Les Kényans n’ont pas la langue dans leur poche

Le sheng, le " jargon des gangs ", a envahi le Kenya. Même Barack Obama s'y est mis. Focus sur l'espéranto de l'Afrique.

L'après-midi débute à peine à Ghetto Radio. Au pied de cet immeuble dégradé du quartier de Ngara, à l'est de Nairobi, des pneus brûlés refroidissent tandis qu'errent clochards et vendeurs de rue. On est loin des quartiers chics de la capitale -kényane. Aux murs, un chien noir sur fond jaune et un slogan : " Ghetto radio, voix de la jeunesse, la station officielle du sheng ". Sheng ? Les animateurs de Ghetto ne s'expriment que dans cet -argot inventé à Nairobi, incompréhensible même pour le locuteur de swahili accompli. Curtis Wa Kijee, journaliste sportif, casquette vissée sur la tête, prépare sa chronique. " Ici, pour parler du ballon, on dit “ndimu” : c'est du sheng qui veut dire citron : la même forme et la même dureté que la balle. "

Le sheng a envahi le pays. Pas une grande institution kényane qui ne l'utilise pour faire sa pub, à commencer par la banque Barclays (pata chapaa  utilisé pour " retirer du cash ") ou l'université Kenyatta (digitize masomo  pour " éducation numérique ").
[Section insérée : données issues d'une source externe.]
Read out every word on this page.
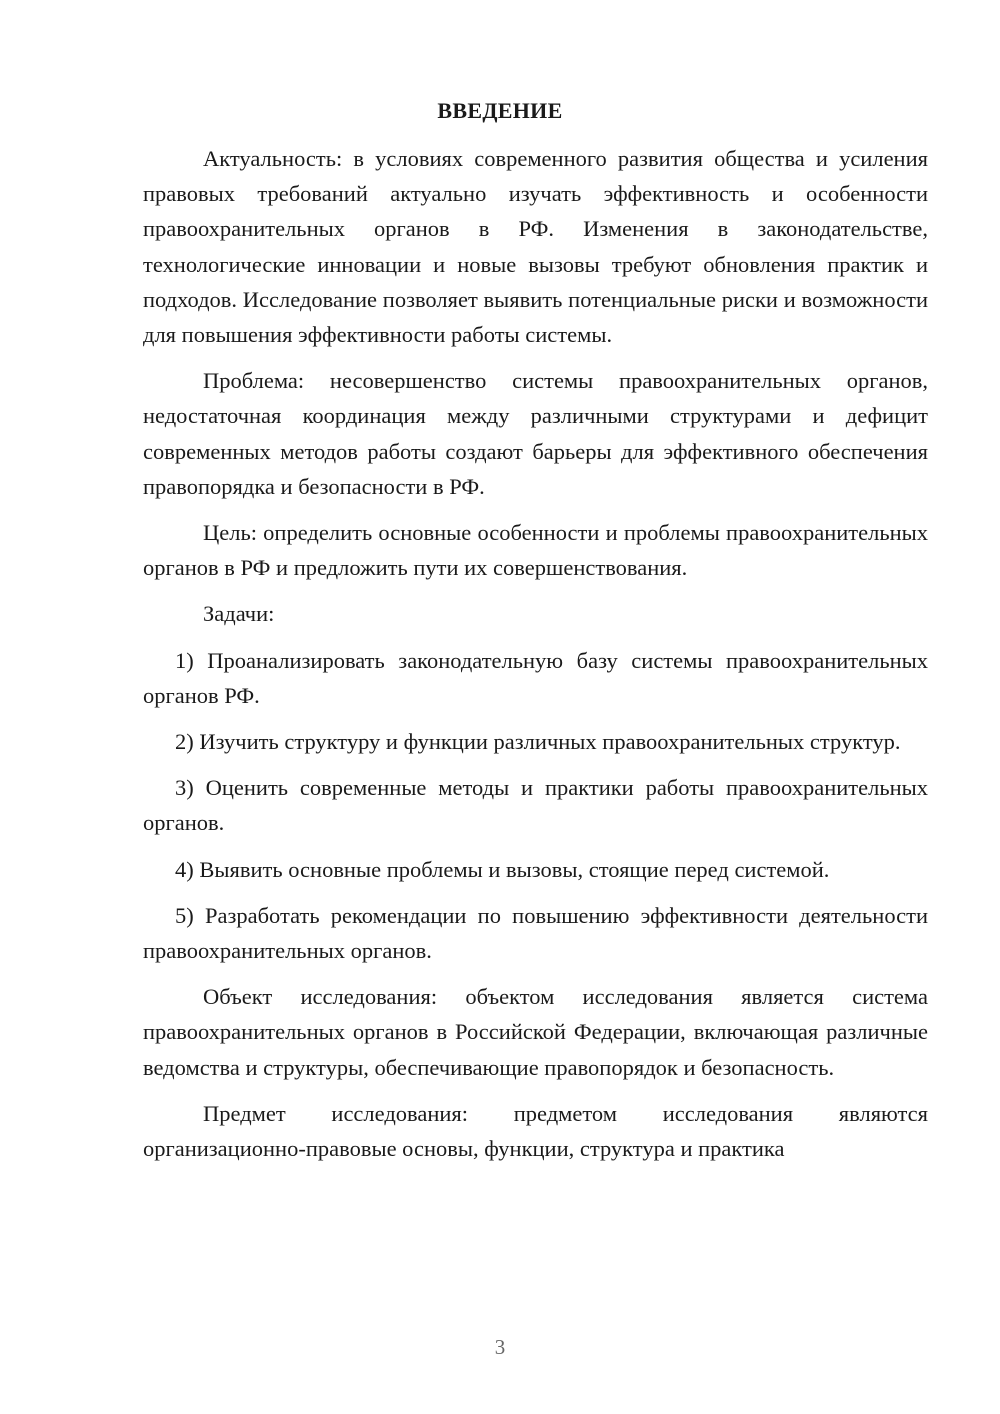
ВВЕДЕНИЕ

Актуальность: в условиях современного развития общества и усиления правовых требований актуально изучать эффективность и особенности правоохранительных органов в РФ. Изменения в законодательстве, технологические инновации и новые вызовы требуют обновления практик и подходов. Исследование позволяет выявить потенциальные риски и возможности для повышения эффективности работы системы.

Проблема: несовершенство системы правоохранительных органов, недостаточная координация между различными структурами и дефицит современных методов работы создают барьеры для эффективного обеспечения правопорядка и безопасности в РФ.

Цель: определить основные особенности и проблемы правоохранительных органов в РФ и предложить пути их совершенствования.

Задачи:

1) Проанализировать законодательную базу системы правоохранительных органов РФ.

2) Изучить структуру и функции различных правоохранительных структур.

3) Оценить современные методы и практики работы правоохранительных органов.

4) Выявить основные проблемы и вызовы, стоящие перед системой.

5) Разработать рекомендации по повышению эффективности деятельности правоохранительных органов.

Объект исследования: объектом исследования является система правоохранительных органов в Российской Федерации, включающая различные ведомства и структуры, обеспечивающие правопорядок и безопасность.

Предмет исследования: предметом исследования являются организационно-правовые основы, функции, структура и практика

3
Le quotidien The Nairobian publie chaque semaine une colonne  100  % sheng, " Stori za mtaa " (" histoire du quartier "). Presque tous les rappeurs et même les politiques s'y sont mis. " Tunawesmek ! " (" nous pouvons le faire ! "), proclamait un candidat à la dernière présidentielle de 2013. En juillet, Barack Obama, en visite au Kenya, a soulevé une salle en ouvrant son discours sur un tonitruant " Niaje wasee, hawayuni ! " (" salut tout le monde ! comment ça va ? "). Une véritable consécration.

Les origines du sheng (mélange de " swahili " et " english ") sont obscures. Des linguistes évoquent le chemin de fer colonial, où se brassèrent nombre de tribus cherchant un langage commun pour déjouer l'attention des Britanniques. " Mais le sheng actuel date des années 1980, insiste Mungai Mutonya, professeur d'études africaines à l'université Washington de Saint Louis (Etats-Unis). A cette époque, l'économie décline et des masses de population migrent vers les bidonvilles de Nairobi. L'espace est limité, les tribus vivent côte à côte : les jeunes doivent trouver un moyen pour communiquer, une langue secrète pour ne pas être compris des parents et de la police. "

Le sheng est donc d'abord le jargon des gangs, un sabir -reliant les jeunes marginalisés et des tribus disparates, enrichi de la culture du secret : les mots pour désigner la police (rhino), les flingues (ndeng'a), la drogue (nguzuu) et le sexe (playa) y pullulent. La grammaire est celle du swahili, mais la langue nationale est altérée au gré des déformations des voyelles (le président Uhuru Kenyatta devient kenyatto), de raccourcissements à l'extrême des mots (" K " pour " mille ") ou d'inversions des syllabes (comme en verlan). Le -vocabulaire est un joyeux méli-mélo de swahili, d'anglais, de la soixantaine de dialectes que compte le Kenya (kikuyu, luo, masai, luhya, etc.) et de langues étrangères. En sheng, on peut se saluer d'un " morgen " et remercier d'un " bien bien " (prononcer " bién bién ").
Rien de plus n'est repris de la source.